There are also presently in many games quest items that only drop from one very specific named monster. And this sort of item often can not be sold or traded between players. This makes the "reverse quest" situation unlikely, and totally solves the problem of the player buying quest items instead of actually doing the quest. But often this causes a new problem, camping. That was specifically bad in Everquest, where the monster you had to kill was spawning far too rarely in most cases. For example the Testament of Vanear was a quest reward you got by killing a renegade guard named Dyllin Starsine, but Dyllin only spawned every 8 hours. And as the reward was highly useful for different character classes of a wide range of levels, people literally started queueing up for the chance to do the quest. There were conflicts, and problems of "kill-stealing". And that was just for a mid-level item. For high-level stuff server-wide waiting lists were organized. Having to sit and wait for hours to solve a quest is bad enough. But standing in line to do so completely takes away your sense of "being on a quest". A similar problem occurs when players don't have to kill a monster that only spawns in one place, but one that is rare, and that not always drops the quest item you are looking for. In that case you can't even organize waiting lists, but usually find the whole zone full of players trying to find the monster in question before the others. And that can take days, because even if you happen to be faster or more lucky than the competition in finding the monster, you still have to be extra lucky for it to drop the quest item.
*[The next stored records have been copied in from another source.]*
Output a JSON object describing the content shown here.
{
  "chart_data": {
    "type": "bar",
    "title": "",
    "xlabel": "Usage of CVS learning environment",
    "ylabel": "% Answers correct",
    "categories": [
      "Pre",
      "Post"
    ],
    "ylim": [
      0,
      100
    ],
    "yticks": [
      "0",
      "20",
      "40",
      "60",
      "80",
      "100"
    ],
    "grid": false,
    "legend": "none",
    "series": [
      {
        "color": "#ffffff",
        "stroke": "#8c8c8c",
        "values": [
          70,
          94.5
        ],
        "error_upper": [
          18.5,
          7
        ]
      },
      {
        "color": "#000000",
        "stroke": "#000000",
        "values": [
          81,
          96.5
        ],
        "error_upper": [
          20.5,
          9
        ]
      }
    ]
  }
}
The ideal specific monster slaying quest would put these monsters in mini-dungeons that exist only for the quest-taker and his group. FFXI already has this sort of encounter, the Burning Circle Named Monsters, the first of which you encounter for the rank 3 mission at around level 25. The quest-taker and his group step on a magical circle and are teleported to the monster to slay. Nobody else can interfere. The quest monster never appears to people not on the quest who just happened to pass by. And nobody has to wait in line for hours for his turn to kill the dragon. Unfortunately, while this good solution already exists in FFXI, it is applied only for very few cases, for few missions and high level encounters. The level 18 sub job quest, which practically every character in the game has to do, is of the classic "find a rare monster and kill it, hoping for a rare drop from it" kind. If you are unlucky, that can be very frustrating, especially if you feel you "must" do that quest to advance.
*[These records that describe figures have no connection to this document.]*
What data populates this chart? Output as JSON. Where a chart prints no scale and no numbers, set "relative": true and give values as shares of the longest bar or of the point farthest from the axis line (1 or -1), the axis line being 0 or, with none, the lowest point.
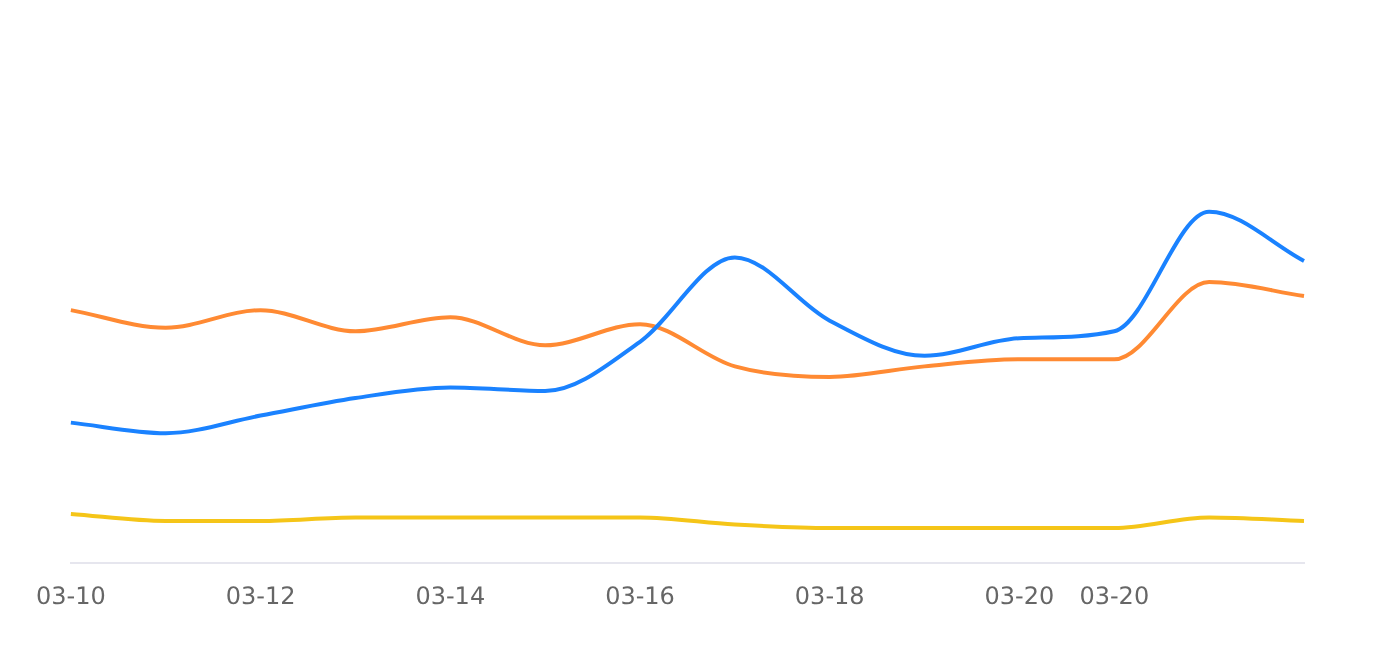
{
  "chart_data": {
    "type": "line",
    "relative": true,
    "legend": false,
    "marker": "none",
    "line_style": "solid",
    "categories": [
      "03-10",
      null,
      "03-12",
      null,
      "03-14",
      null,
      "03-16",
      null,
      "03-18",
      null,
      "03-20",
      "03-20",
      null,
      null
    ],
    "series": [
      {
        "color": "#1a82ff",
        "values": [
          0.4,
          0.37,
          0.42,
          0.47,
          0.5,
          0.49,
          0.63,
          0.87,
          0.69,
          0.59,
          0.64,
          0.66,
          1.0,
          0.86
        ]
      },
      {
        "color": "#ff8a33",
        "values": [
          0.72,
          0.67,
          0.72,
          0.66,
          0.7,
          0.62,
          0.68,
          0.56,
          0.53,
          0.56,
          0.58,
          0.58,
          0.8,
          0.76
        ]
      },
      {
        "color": "#f5c518",
        "values": [
          0.14,
          0.12,
          0.12,
          0.13,
          0.13,
          0.13,
          0.13,
          0.11,
          0.1,
          0.1,
          0.1,
          0.1,
          0.13,
          0.12
        ]
      }
    ]
  }
}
Dungeons that are "reserved" for one party should be more common, and maybe bigger in some cases. Either randomly generated like in AO, or one one specifically designed dungeon for each quest of this type. It would be perfectly imaginable to force people to fight their way past some lesser enemies, before arriving at the "boss" monster. And a computer generated world does not have to follow the laws of the physical world. Two parties entering the same cave entrance can very well arrive in two identical, but parallel caves, with no possibility of interference.
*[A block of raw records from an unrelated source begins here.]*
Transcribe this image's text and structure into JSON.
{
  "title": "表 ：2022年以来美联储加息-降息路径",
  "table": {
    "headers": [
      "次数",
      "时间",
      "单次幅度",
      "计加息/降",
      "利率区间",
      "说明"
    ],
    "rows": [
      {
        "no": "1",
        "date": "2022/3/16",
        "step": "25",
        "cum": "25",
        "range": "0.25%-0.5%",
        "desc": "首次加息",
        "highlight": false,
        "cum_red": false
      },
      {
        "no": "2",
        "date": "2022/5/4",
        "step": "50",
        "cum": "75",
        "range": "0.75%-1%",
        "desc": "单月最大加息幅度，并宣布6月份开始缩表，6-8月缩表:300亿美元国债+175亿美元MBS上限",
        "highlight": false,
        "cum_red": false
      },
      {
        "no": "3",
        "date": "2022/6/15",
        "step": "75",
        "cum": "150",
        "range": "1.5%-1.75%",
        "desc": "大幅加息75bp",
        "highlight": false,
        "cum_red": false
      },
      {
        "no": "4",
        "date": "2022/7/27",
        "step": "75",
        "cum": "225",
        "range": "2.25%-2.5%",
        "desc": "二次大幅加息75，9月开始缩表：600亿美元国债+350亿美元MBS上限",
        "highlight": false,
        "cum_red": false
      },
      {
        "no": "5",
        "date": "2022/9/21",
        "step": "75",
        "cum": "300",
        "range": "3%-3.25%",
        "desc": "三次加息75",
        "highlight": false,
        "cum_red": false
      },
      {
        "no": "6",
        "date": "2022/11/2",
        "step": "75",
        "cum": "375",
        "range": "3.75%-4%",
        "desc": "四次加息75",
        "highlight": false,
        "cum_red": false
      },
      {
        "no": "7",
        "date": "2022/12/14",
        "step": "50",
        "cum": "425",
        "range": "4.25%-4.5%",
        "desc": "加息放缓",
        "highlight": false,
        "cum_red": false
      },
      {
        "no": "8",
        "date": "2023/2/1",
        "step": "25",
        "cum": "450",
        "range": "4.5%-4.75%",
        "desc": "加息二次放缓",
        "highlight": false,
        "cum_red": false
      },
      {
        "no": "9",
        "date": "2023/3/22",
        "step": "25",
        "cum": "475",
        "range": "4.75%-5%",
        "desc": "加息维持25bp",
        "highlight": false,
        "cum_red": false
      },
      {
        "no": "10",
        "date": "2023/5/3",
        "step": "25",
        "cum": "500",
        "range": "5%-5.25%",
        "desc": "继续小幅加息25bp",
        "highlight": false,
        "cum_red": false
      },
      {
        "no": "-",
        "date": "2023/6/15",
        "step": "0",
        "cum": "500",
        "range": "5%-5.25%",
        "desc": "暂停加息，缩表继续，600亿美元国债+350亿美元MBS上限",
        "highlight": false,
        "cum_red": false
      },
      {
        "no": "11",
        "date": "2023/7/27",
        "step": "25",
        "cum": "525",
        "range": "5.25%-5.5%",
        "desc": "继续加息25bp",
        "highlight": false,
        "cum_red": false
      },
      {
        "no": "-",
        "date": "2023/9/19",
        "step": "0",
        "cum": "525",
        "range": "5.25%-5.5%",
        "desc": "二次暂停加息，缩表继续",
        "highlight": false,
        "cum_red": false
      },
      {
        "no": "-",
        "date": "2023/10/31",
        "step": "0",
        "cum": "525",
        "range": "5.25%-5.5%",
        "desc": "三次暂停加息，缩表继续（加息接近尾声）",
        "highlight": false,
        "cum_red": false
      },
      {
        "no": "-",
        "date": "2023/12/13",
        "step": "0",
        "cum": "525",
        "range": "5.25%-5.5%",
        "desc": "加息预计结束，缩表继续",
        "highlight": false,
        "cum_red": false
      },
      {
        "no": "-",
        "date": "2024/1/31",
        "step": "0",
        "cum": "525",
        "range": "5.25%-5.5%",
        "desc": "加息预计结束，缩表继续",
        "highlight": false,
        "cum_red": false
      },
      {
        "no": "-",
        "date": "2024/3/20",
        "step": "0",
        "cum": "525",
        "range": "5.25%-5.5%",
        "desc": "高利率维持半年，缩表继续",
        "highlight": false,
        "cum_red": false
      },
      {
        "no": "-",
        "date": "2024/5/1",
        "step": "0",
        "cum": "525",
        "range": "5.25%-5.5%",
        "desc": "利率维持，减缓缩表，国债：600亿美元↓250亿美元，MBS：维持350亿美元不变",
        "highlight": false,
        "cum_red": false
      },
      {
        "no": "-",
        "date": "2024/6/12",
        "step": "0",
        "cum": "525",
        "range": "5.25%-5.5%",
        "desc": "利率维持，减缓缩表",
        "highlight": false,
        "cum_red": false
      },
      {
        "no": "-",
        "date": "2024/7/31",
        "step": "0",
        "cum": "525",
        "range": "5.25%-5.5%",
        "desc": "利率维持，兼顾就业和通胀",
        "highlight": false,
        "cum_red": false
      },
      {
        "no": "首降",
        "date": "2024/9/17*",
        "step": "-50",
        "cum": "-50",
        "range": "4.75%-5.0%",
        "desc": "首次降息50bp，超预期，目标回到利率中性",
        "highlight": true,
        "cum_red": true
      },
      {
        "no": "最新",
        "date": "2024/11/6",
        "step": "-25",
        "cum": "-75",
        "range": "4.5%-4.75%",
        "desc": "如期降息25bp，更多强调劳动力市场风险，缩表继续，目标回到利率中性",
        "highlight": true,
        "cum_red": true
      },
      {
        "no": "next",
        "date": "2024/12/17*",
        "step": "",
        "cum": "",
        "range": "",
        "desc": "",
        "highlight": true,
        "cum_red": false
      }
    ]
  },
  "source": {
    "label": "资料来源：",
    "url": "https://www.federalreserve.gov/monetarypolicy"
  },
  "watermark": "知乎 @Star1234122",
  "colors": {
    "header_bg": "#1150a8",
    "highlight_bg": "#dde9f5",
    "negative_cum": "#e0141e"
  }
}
In short, quests are a way to bring back story-telling into MMORPG. Story-telling is probably the biggest loss when moving from single-player to massive multiplayer role-playing games. To bring the stories back in a believable form, they must be told in an individual way (and FFXI does that admirably with cutscenes). But the further progress of the story must also be individual, much more than it is now in most games. It is difficult to tell individual stories in a world often overcrowded with competing heroes. But it is possible, as some of the best examples of FFXI missions prove. It is unfortunate that even in FFXI this is only done for some of the missions, while the far more frequent quests continue in the classic flawed way. That is most probably a question of resources, as designing individual quests needs man power, and running parallel mini-dungeons needs computing power. But in a world of competing MMORPGs, producers might well find that this is a good way to be better than the competitors.